Une contradiction se dévoile donc entre les précautions et recommandations du Vidal (actualisées en décembre 2025 et qui rappellent l’aspect psychologique de la psychoéducation) et, de l’autre, la RBPP sur les TND-TDAH et É. Pot qui invitent les professionnels à avancer à marche forcée avec, comme seul argumentaire, les meilleures intentions du monde. Cela entraîne un forçage qui est loin d’être doux, puisque la RBPP et les propos d’É. Pot outrepassent la liberté de prescrire des médecins. En somme, une certaine forme d’ingérence a lieu.

Ajoutons que selon certaines études, il n’y a aucune preuve que les effets dits bénéfiques du méthylphénidate durent plus que quelques mois(10).

Quid de la parole
La parole serait-elle obsolète en la matière? À propos des sujets sous addiction, Jacques-Alain Miller évoque la «drogue de la parole(11)». Pourquoi? Simplement, parce que la parole n’est pas sans effets, elle peut laisser sa marque sur le corps, faire jouir, elle n’entraîne cependant pas le même type de mutation dans l’organisme. La parole renoue, pour un sujet, son lien au désir.

Il suffit cependant pour cela qu’il y ait, comme dit Lacan, les «esgourdes appropriées(12)» (celles que l’actuelle RBPP en la matière disqualifie), c’est-à-dire que la demande de l’enfant ne soit pas laissée lettre morte.

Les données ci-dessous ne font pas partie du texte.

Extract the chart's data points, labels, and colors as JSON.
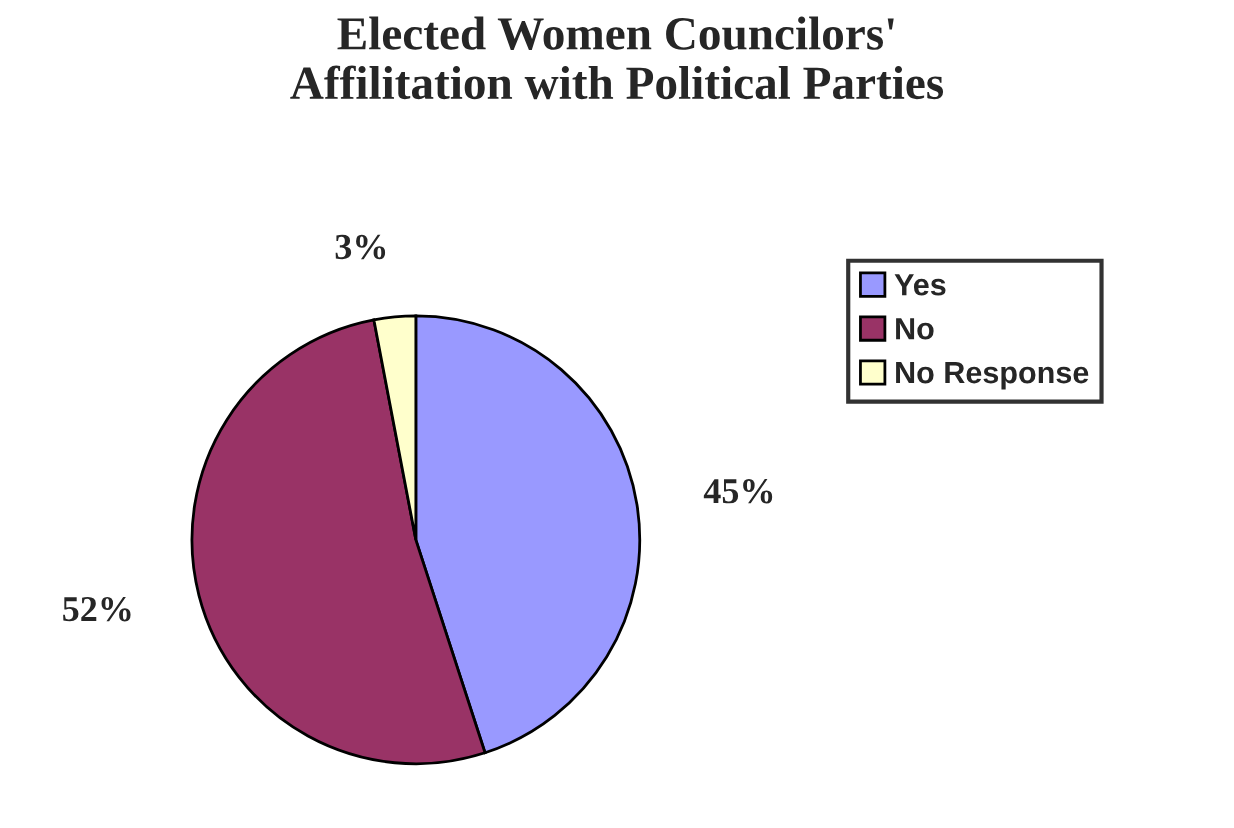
{
  "chart_data": {
    "type": "pie",
    "title": "Elected Women Councilors'\nAffilitation with Political Parties",
    "categories": [
      "Yes",
      "No",
      "No Response"
    ],
    "values": [
      45,
      52,
      3
    ],
    "colors": [
      "#9999ff",
      "#993366",
      "#ffffcc"
    ],
    "value_labels": [
      "45%",
      "52%",
      "3%"
    ],
    "legend": "right"
  }
}
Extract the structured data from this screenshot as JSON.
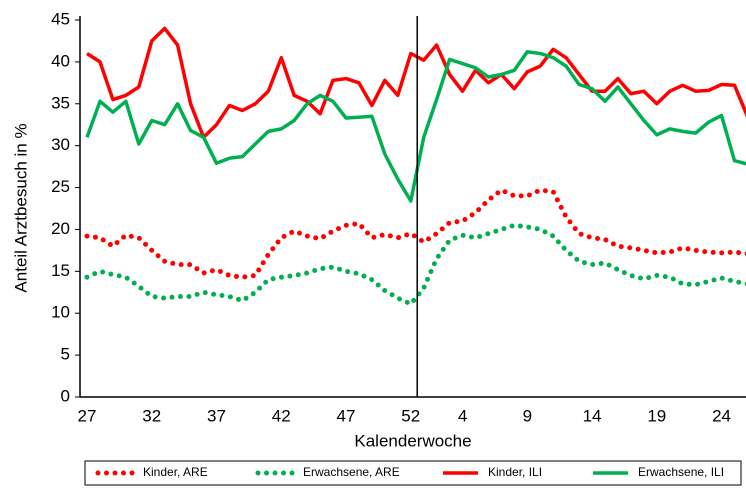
{
  "chart_data": {
    "type": "line",
    "ylabel": "Anteil Arztbesuch in %",
    "xlabel": "Kalenderwoche",
    "categories": [
      "27",
      null,
      null,
      null,
      null,
      "32",
      null,
      null,
      null,
      null,
      "37",
      null,
      null,
      null,
      null,
      "42",
      null,
      null,
      null,
      null,
      "47",
      null,
      null,
      null,
      null,
      "52",
      null,
      null,
      null,
      "4",
      null,
      null,
      null,
      null,
      "9",
      null,
      null,
      null,
      null,
      "14",
      null,
      null,
      null,
      null,
      "19",
      null,
      null,
      null,
      null,
      "24",
      null,
      null
    ],
    "ylim": [
      0,
      45
    ],
    "yticks": [
      0,
      5,
      10,
      15,
      20,
      25,
      30,
      35,
      40,
      45
    ],
    "grid": false,
    "series": [
      {
        "name": "Kinder, ARE",
        "color": "#ff0000",
        "linestyle": "dotted",
        "values": [
          19.2,
          19,
          18,
          19.3,
          19,
          17.5,
          16.2,
          15.8,
          15.8,
          14.8,
          15.2,
          14.5,
          14.3,
          14.5,
          17,
          19,
          19.8,
          19.2,
          18.9,
          19.8,
          20.5,
          20.7,
          19,
          19.4,
          19,
          19.5,
          18.5,
          19.5,
          20.8,
          21,
          22,
          23.5,
          24.7,
          24,
          24,
          24.7,
          24.5,
          21.5,
          19.5,
          19,
          18.8,
          18,
          17.8,
          17.5,
          17.2,
          17.3,
          17.8,
          17.5,
          17.3,
          17.2,
          17.3,
          17.1
        ]
      },
      {
        "name": "Erwachsene, ARE",
        "color": "#00b050",
        "linestyle": "dotted",
        "values": [
          14.3,
          15,
          14.6,
          14.3,
          13.2,
          12,
          11.8,
          12,
          12,
          12.5,
          12.2,
          12,
          11.5,
          12.5,
          14,
          14.3,
          14.5,
          14.8,
          15.3,
          15.5,
          15,
          14.7,
          14,
          12.7,
          11.8,
          11.1,
          13,
          16.5,
          18.7,
          19.3,
          19,
          19.5,
          20,
          20.5,
          20.3,
          20,
          19.2,
          17.5,
          16.2,
          15.8,
          16,
          15.2,
          14.5,
          14.1,
          14.5,
          14.3,
          13.5,
          13.4,
          13.8,
          14.2,
          13.8,
          13.5
        ]
      },
      {
        "name": "Kinder, ILI",
        "color": "#ff0000",
        "linestyle": "solid",
        "values": [
          41,
          40,
          35.5,
          36,
          37,
          42.5,
          44,
          42,
          35,
          31,
          32.5,
          34.8,
          34.2,
          35,
          36.5,
          40.5,
          36,
          35.3,
          33.8,
          37.8,
          38,
          37.5,
          34.8,
          37.8,
          36,
          41,
          40.2,
          42,
          38.5,
          36.5,
          39,
          37.5,
          38.5,
          36.8,
          38.8,
          39.5,
          41.5,
          40.5,
          38.5,
          36.5,
          36.5,
          38,
          36.2,
          36.5,
          35,
          36.5,
          37.2,
          36.5,
          36.6,
          37.3,
          37.2,
          33.5
        ]
      },
      {
        "name": "Erwachsene, ILI",
        "color": "#00b050",
        "linestyle": "solid",
        "values": [
          31,
          35.3,
          34,
          35.3,
          30.2,
          33,
          32.5,
          35,
          31.8,
          31,
          27.9,
          28.5,
          28.7,
          30.2,
          31.7,
          32,
          33,
          35,
          36,
          35.3,
          33.3,
          33.4,
          33.5,
          29,
          26,
          23.4,
          31,
          35.5,
          40.3,
          39.8,
          39.3,
          38.2,
          38.5,
          39,
          41.2,
          41,
          40.5,
          39.5,
          37.3,
          36.8,
          35.3,
          37,
          35,
          33,
          31.3,
          32,
          31.7,
          31.5,
          32.8,
          33.6,
          28.2,
          27.8
        ]
      }
    ]
  }
}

Cela ne veut pas dire répondre à la demande, non, cela veut dire accuser réception du fait qu’il y a une demande en tant qu’elle ouvre à un désir.

Dystopie d’aujourd’hui
En 1932, Aldous Huxley, dans sa dystopie Brave New World, peint un monde où la pilule, appelée soma, est passée au rang d’objet absolu de satisfaction. Sa fable, plutôt grinçante, illustre une société sous dépendance, asservie. Les individus (on ne peut dire sujets ici) sont maintenus à un taux constant de «satisfaction», le désir étant le grand absent, évacué –il fera retour sous la forme d’un élément extime, le Sauvage. Est-ce ce vœu que portent les tenants du tout-neuro et –on l’aperçoit mieux avec la position qui en découle– du tout-médicament?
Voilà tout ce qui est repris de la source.